A User Enumeration attack occurs when an attacker obtains the user name for a website by brute-forcing or social engineering, and then obtains the password and gains access to the service.
With that classic definition, let us begin this post and walk you through the A-Z of an enumeration attack.
Table of contents
- What is an enumeration attack?
- How does user enumeration leakage happen?
- Dangers of enumeration attacks
- How to prevent enumeration attacks?
What is an enumeration attack?
The login window, the registration form, and the password reset page are the most common components that interact with the user database in web applications. Attackers can utilize these features to detect if a specific username exists in the database if web developers do not implement them securely enough.
Previously, it was usual for developers to incorporate all of these functionalities without any safety net, allowing attackers to utilize a list of usernames and a program to manually enter them one by one. To keep the prospective hackers out of the picture, developers started implementing security features like captcha, limiting the number of login tries, and hiding certain answer details with asterisks or other techniques.
This type of security is generally present in the login window of newer web apps. But what about registration forms and password reset pages? You will find no such safety measures. Web developers usually do not consider the absence or presence of a user in the database as a way to connect it with the timing of the server response. If the user name is found in the database, for example, the server’s response time is 2 milliseconds. If this is not the case, the response time will be doubled, to 4 milliseconds. The difference is unnoticeable to a human, but it’s obvious to automated enumeration techniques. And this is the core concept of an enumeration attack.
How does user enumeration leakage happen?
The login page and the ‘Forgot Password’ feature of a website are two of the most common places where user enumeration occurs.

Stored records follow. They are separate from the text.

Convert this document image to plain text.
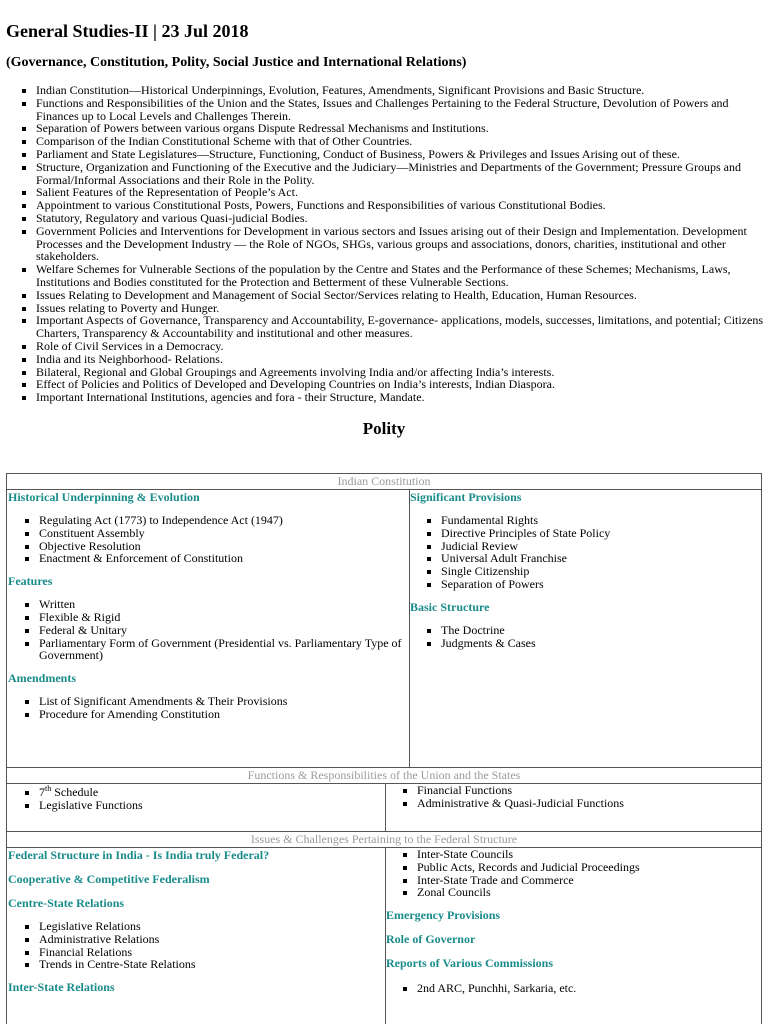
General Studies-II | 23 Jul 2018
(Governance, Constitution, Polity, Social Justice and International Relations)
▪ Indian Constitution—Historical Underpinnings, Evolution, Features, Amendments, Significant Provisions and Basic Structure.
▪ Functions and Responsibilities of the Union and the States, Issues and Challenges Pertaining to the Federal Structure, Devolution of Powers and Finances up to Local Levels and Challenges Therein.
▪ Separation of Powers between various organs Dispute Redressal Mechanisms and Institutions.
▪ Comparison of the Indian Constitutional Scheme with that of Other Countries.
▪ Parliament and State Legislatures—Structure, Functioning, Conduct of Business, Powers & Privileges and Issues Arising out of these.
▪ Structure, Organization and Functioning of the Executive and the Judiciary—Ministries and Departments of the Government; Pressure Groups and Formal/Informal Associations and their Role in the Polity.
▪ Salient Features of the Representation of People’s Act.
▪ Appointment to various Constitutional Posts, Powers, Functions and Responsibilities of various Constitutional Bodies.
▪ Statutory, Regulatory and various Quasi-judicial Bodies.
▪ Government Policies and Interventions for Development in various sectors and Issues arising out of their Design and Implementation. Development Processes and the Development Industry — the Role of NGOs, SHGs, various groups and associations, donors, charities, institutional and other stakeholders.
▪ Welfare Schemes for Vulnerable Sections of the population by the Centre and States and the Performance of these Schemes; Mechanisms, Laws, Institutions and Bodies constituted for the Protection and Betterment of these Vulnerable Sections.
▪ Issues Relating to Development and Management of Social Sector/Services relating to Health, Education, Human Resources.
▪ Issues relating to Poverty and Hunger.
▪ Important Aspects of Governance, Transparency and Accountability, E-governance- applications, models, successes, limitations, and potential; Citizens Charters, Transparency & Accountability and institutional and other measures.
▪ Role of Civil Services in a Democracy.
▪ India and its Neighborhood- Relations.
▪ Bilateral, Regional and Global Groupings and Agreements involving India and/or affecting India’s interests.
▪ Effect of Policies and Politics of Developed and Developing Countries on India’s interests, Indian Diaspora.
▪ Important International Institutions, agencies and fora - their Structure, Mandate.
Polity
Indian Constitution

Historical Underpinning & Evolution

▪ Regulating Act (1773) to Independence Act (1947)
▪ Constituent Assembly
▪ Objective Resolution
▪ Enactment & Enforcement of Constitution

Features

▪ Written
▪ Flexible & Rigid
▪ Federal & Unitary
▪ Parliamentary Form of Government (Presidential vs. Parliamentary Type of Government)

Amendments

▪ List of Significant Amendments & Their Provisions
▪ Procedure for Amending Constitution

Significant Provisions

▪ Fundamental Rights
▪ Directive Principles of State Policy
▪ Judicial Review
▪ Universal Adult Franchise
▪ Single Citizenship
▪ Separation of Powers

Basic Structure

▪ The Doctrine
▪ Judgments & Cases
Functions & Responsibilities of the Union and the States
▪ 7th Schedule
▪ Legislative Functions
▪ Financial Functions
▪ Administrative & Quasi-Judicial Functions
Issues & Challenges Pertaining to the Federal Structure

Federal Structure in India - Is India truly Federal?

Cooperative & Competitive Federalism

Centre-State Relations

▪ Legislative Relations
▪ Administrative Relations
▪ Financial Relations
▪ Trends in Centre-State Relations

Inter-State Relations

▪ Inter-State Councils
▪ Public Acts, Records and Judicial Proceedings
▪ Inter-State Trade and Commerce
▪ Zonal Councils

Emergency Provisions

Role of Governor

Reports of Various Commissions

▪ 2nd ARC, Punchhi, Sarkaria, etc.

Based on the legitimacy of submitted credentials, a malicious actor looks for variations in the server’s response. This type of behavior is frequently seen on the Login form. The server responds that user ‘rapid7’’ does not exist when the user inputs an improper username and password. A malicious actor would recognize that the issue isn’t with the password, but rather with the fact that this username doesn’t exist in the system, as illustrated below:
If a user provides a valid username but an invalid password, and the server responds with a different answer indicating that the password is incorrect, the malicious actor can deduce that the username is valid, as seen below:
This type of attack can also be used in the application’s Forgot Password page. When a user forgets their password, they usually type their username in the area, and the system sends them an email with instructions on how to reset it. In addition, a vulnerable system will show that the username does not exist, as shown below:
Dangers of enumeration attacks
Although username enumeration is not always a high-risk problem, it does give an attacker useful information that can be used in subsequent attacks. Here are some ways they do it -
- Brute forcing passwords: An attacker can quickly target users for popular passwords if they have a list of legitimate usernames. For instance, they can pull their year of birth from the username and use it for deducing passwords. Many of us still use our year of birth as an important component of our passwords.
- Credential stuffing: An attacker can use the usernames to look for passwords in already hacked databases. Your users’ usernames are likely to be the same on other platforms, and they may have used the same passwords.
- Social engineering: An attacker can certainly determine the names of those users after learning their usernames and utilize social engineering tactics to contact them directly.
How to prevent enumeration attacks?
Following are the ways to prevent enumeration attacks:
A good solution would be for the server to respond with a general notice that doesn’t specify which field is wrong. The malicious actor cannot determine whether the username or password is genuine. An example of a generic error answer is shown in the diagram below:
Another option is to send an educational email to the address on the database without mentioning whether the entered username is right or not An example message could be -
Lastly, you can use rate limiting, which is nothing but restricting the maximum number of calls you can make in an interval. Rate restriction should only be used when all other options have been shown to be ineffective. This is because rate constraints can be circumvented by employing a huge network of IP addresses that are generally and easily available to even the least experienced of attackers. “Low and slow” assaults, in which requests are issued over a long period of time, can also be used to get around them.
Applications owners must strike a fine balance between usability and security. For the vast majority of cases, the best solution is to resolve the problem from its root. Non-sensitive applications may choose to tolerate the risks, but developers should always consider the safety of users and protect their credentials so that malicious attacks are not possible in future.